Releitura do filme homônimo, Dear White People é uma das séries lançadas pela Netflix em abril. Assim como 13 Reasons Why, a intenção da série é tratar de problemas comumente ignorados pelos meios de comunicação e por vários setores da sociedade. No caso da trama “Cara Gente Branca”, o que se pretende denunciar é o racismo institucionalizado e estrutural, o contrário da ideia de sociedade “pós-racial” que alguns acreditam existir.

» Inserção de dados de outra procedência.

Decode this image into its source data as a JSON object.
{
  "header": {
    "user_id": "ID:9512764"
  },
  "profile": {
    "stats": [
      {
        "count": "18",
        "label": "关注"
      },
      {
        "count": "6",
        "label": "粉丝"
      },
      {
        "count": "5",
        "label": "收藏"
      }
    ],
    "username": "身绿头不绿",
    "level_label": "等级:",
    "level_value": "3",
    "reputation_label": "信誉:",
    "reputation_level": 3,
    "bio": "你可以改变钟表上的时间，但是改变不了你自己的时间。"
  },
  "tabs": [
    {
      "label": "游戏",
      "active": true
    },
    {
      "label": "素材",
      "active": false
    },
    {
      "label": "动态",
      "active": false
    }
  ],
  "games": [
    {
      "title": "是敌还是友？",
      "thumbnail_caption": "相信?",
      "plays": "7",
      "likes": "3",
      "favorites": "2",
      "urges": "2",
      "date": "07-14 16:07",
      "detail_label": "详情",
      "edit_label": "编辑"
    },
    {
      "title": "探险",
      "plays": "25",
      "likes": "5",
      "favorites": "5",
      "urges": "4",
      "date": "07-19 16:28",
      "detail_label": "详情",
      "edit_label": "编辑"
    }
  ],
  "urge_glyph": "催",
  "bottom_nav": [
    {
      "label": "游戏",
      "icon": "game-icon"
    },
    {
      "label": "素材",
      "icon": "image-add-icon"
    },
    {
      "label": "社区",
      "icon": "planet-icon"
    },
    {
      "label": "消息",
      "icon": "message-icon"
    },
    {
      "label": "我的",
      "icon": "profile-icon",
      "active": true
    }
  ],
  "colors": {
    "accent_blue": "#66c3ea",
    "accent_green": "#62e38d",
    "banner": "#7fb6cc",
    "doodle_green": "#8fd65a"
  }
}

Pretendendo falar de racismo e provocar as camadas mais privilegiadas da sociedade, a série mostrou a que veio desde o lançamento do seu primeiro teaser. Assistindo a prévia de pouco mais de um minuto disponibilizada pela Netflix para a divulgação, grupos de assinantes do sistema de streamming sentiram-se ofendidos com a sátira e ameaçaram boicotar o serviço alegando racismo reverso. O motivo? No vídeo, Samantha White (Logan Browning), a líder de uma das organizações de militância negra do campus, aparece comandando seu programa de rádio e afirmando de forma debochada e certeira que suas feições de negra não são uma fantasia de Halloween, indo contra a prática de blackface como forma de caracterização nas festas da Universidade.

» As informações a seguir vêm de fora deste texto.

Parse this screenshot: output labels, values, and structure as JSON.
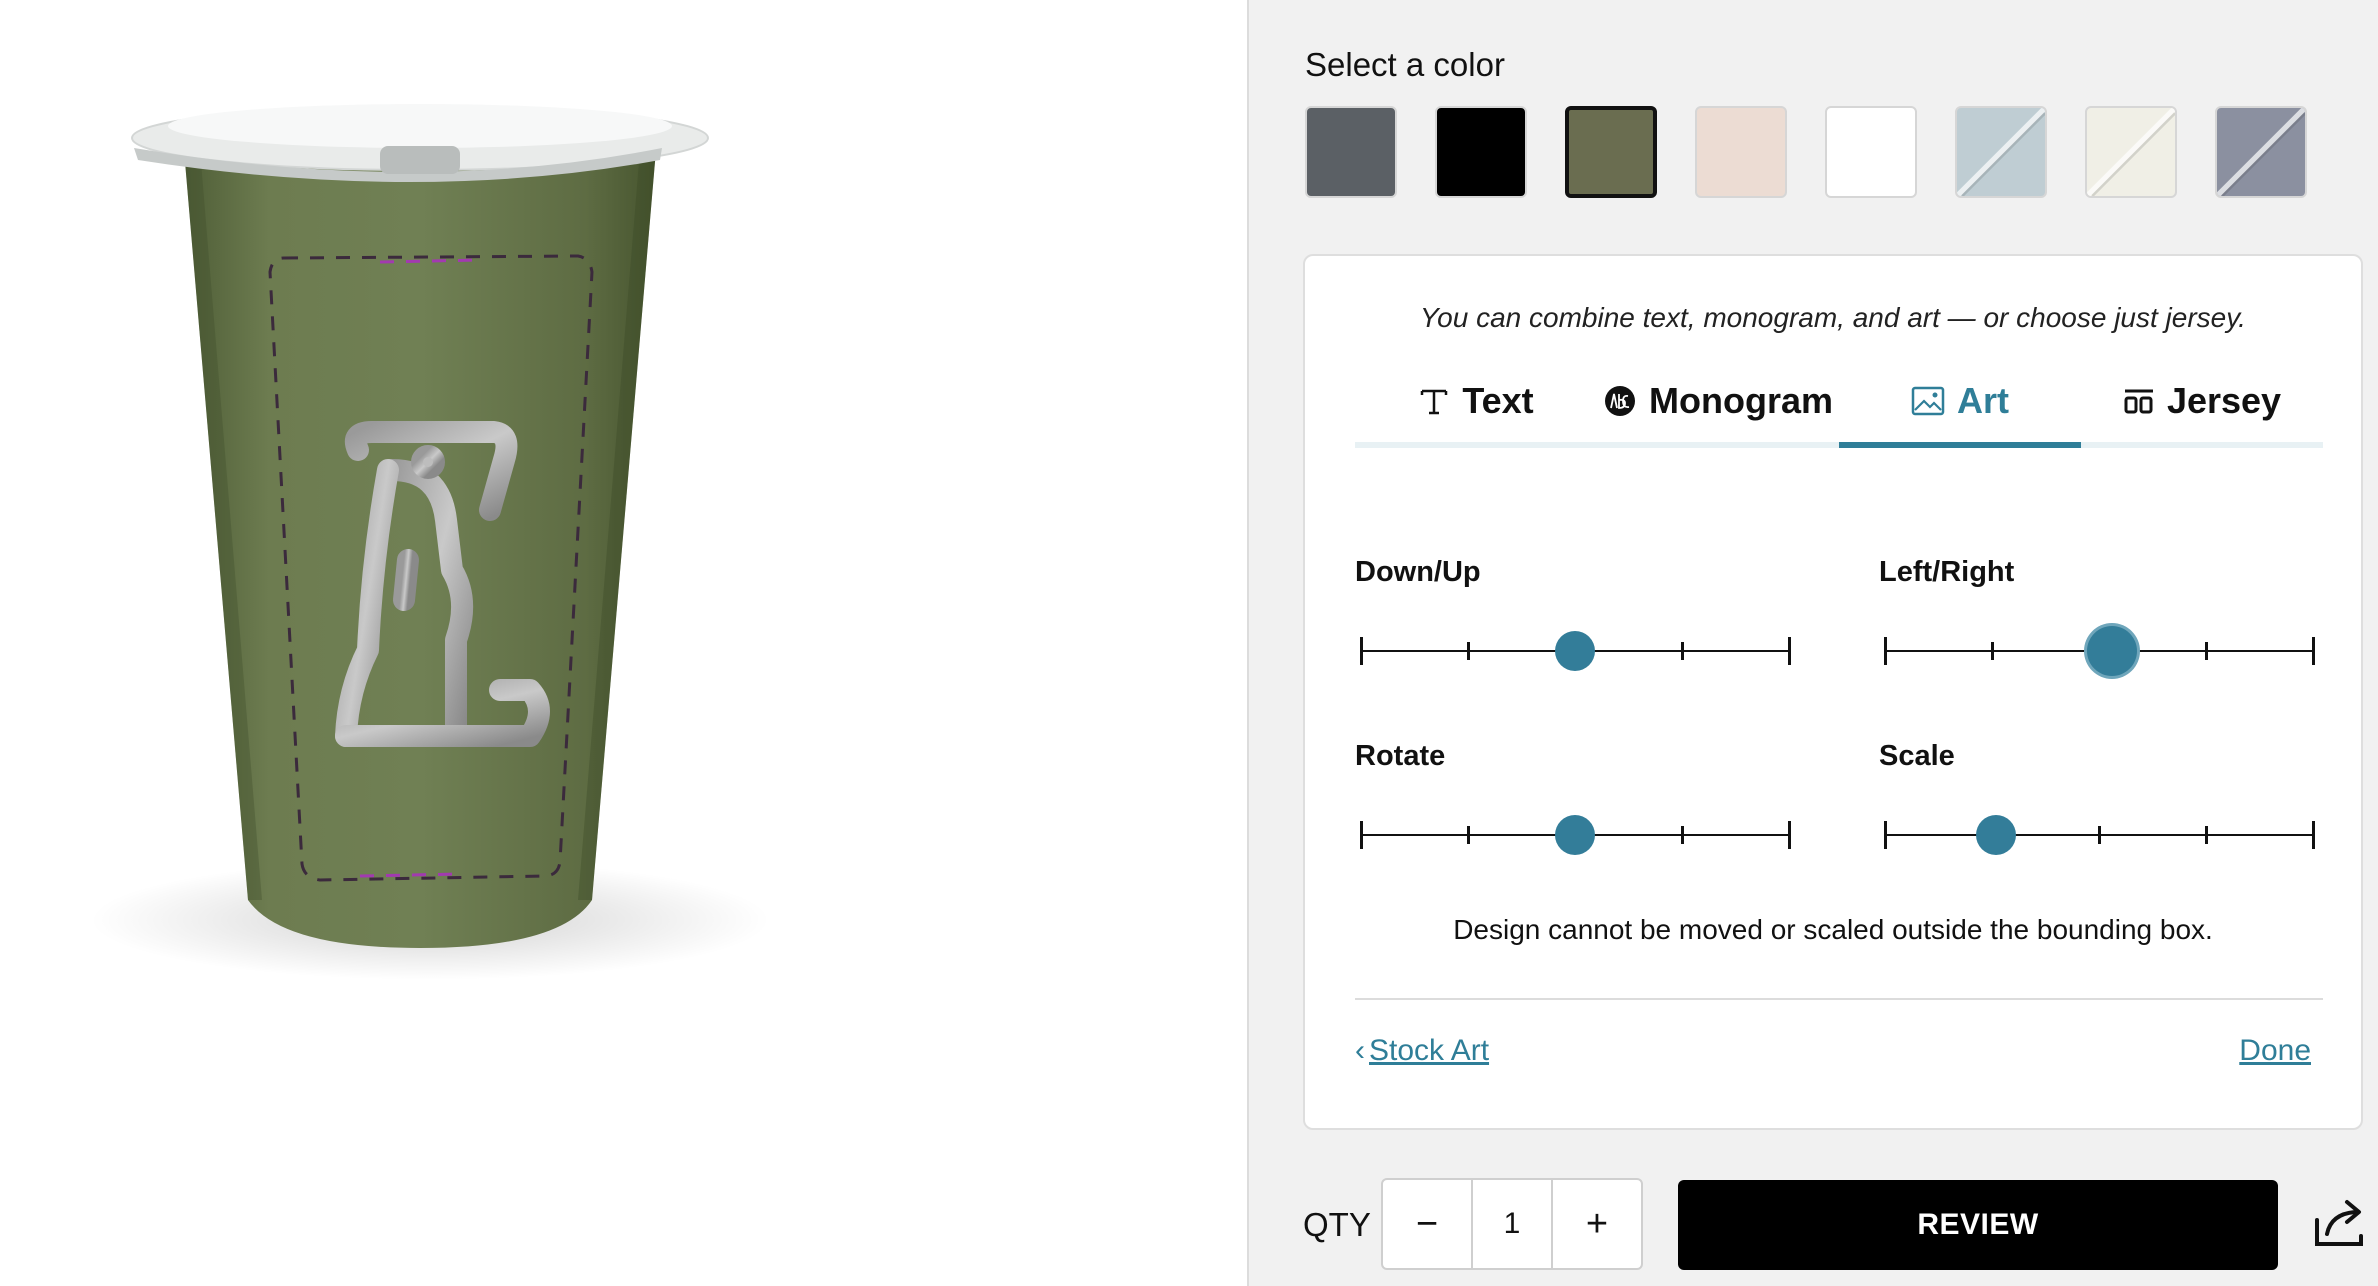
{
  "product_viewer": {
    "product": "tumbler",
    "engraving_art": "dog-art"
  },
  "color_picker": {
    "label": "Select a color",
    "swatches": [
      {
        "name": "gray",
        "color": "#5b6065",
        "selected": false
      },
      {
        "name": "black",
        "color": "#000000",
        "selected": false
      },
      {
        "name": "olive",
        "color": "#6a6d50",
        "selected": true
      },
      {
        "name": "blush",
        "color": "#ecdcd3",
        "selected": false
      },
      {
        "name": "white",
        "color": "#ffffff",
        "selected": false
      },
      {
        "name": "powder-blue",
        "color": "#bfcdd3",
        "selected": false
      },
      {
        "name": "cream",
        "color": "#f0efe6",
        "selected": false
      },
      {
        "name": "slate",
        "color": "#8b90a0",
        "selected": false
      }
    ]
  },
  "customizer": {
    "hint": "You can combine text, monogram, and art — or choose just jersey.",
    "tabs": [
      {
        "label": "Text",
        "icon": "text-icon",
        "active": false
      },
      {
        "label": "Monogram",
        "icon": "monogram-icon",
        "active": false
      },
      {
        "label": "Art",
        "icon": "image-icon",
        "active": true
      },
      {
        "label": "Jersey",
        "icon": "jersey-icon",
        "active": false
      }
    ],
    "sliders": [
      {
        "label": "Down/Up",
        "value": 0.5,
        "focused": false
      },
      {
        "label": "Left/Right",
        "value": 0.53,
        "focused": true
      },
      {
        "label": "Rotate",
        "value": 0.5,
        "focused": false
      },
      {
        "label": "Scale",
        "value": 0.26,
        "focused": false
      }
    ],
    "notice": "Design cannot be moved or scaled outside the bounding box.",
    "back_link": "Stock Art",
    "done_link": "Done"
  },
  "purchase": {
    "qty_label": "QTY",
    "minus": "−",
    "qty": "1",
    "plus": "+",
    "review_label": "REVIEW"
  },
  "colors": {
    "accent": "#2f7e98",
    "slider_thumb": "#337d99",
    "tumbler": "#6b7a50"
  }
}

Apesar do título que destaca “white people” (pessoas brancas), o seriado deixa claro desde suas primeiras cenas que a história a ser contada não é sobre pessoas brancas. Ambientada nos Estados Unidos, a série se passa em uma fictícia faculdade de elite, a Universidade de Winchester, e tem como enredo os conflitos vivenciados por alguns dos alunos e alunas negros da instituição. O título polêmico da série é o mesmo do programa de rádio comandando por Sam, que utiliza a introdução “Caras pessoas brancas” para denunciar de forma bem-humorada o racismo institucionalizado em diversas camadas da sociedade e também presente no campus.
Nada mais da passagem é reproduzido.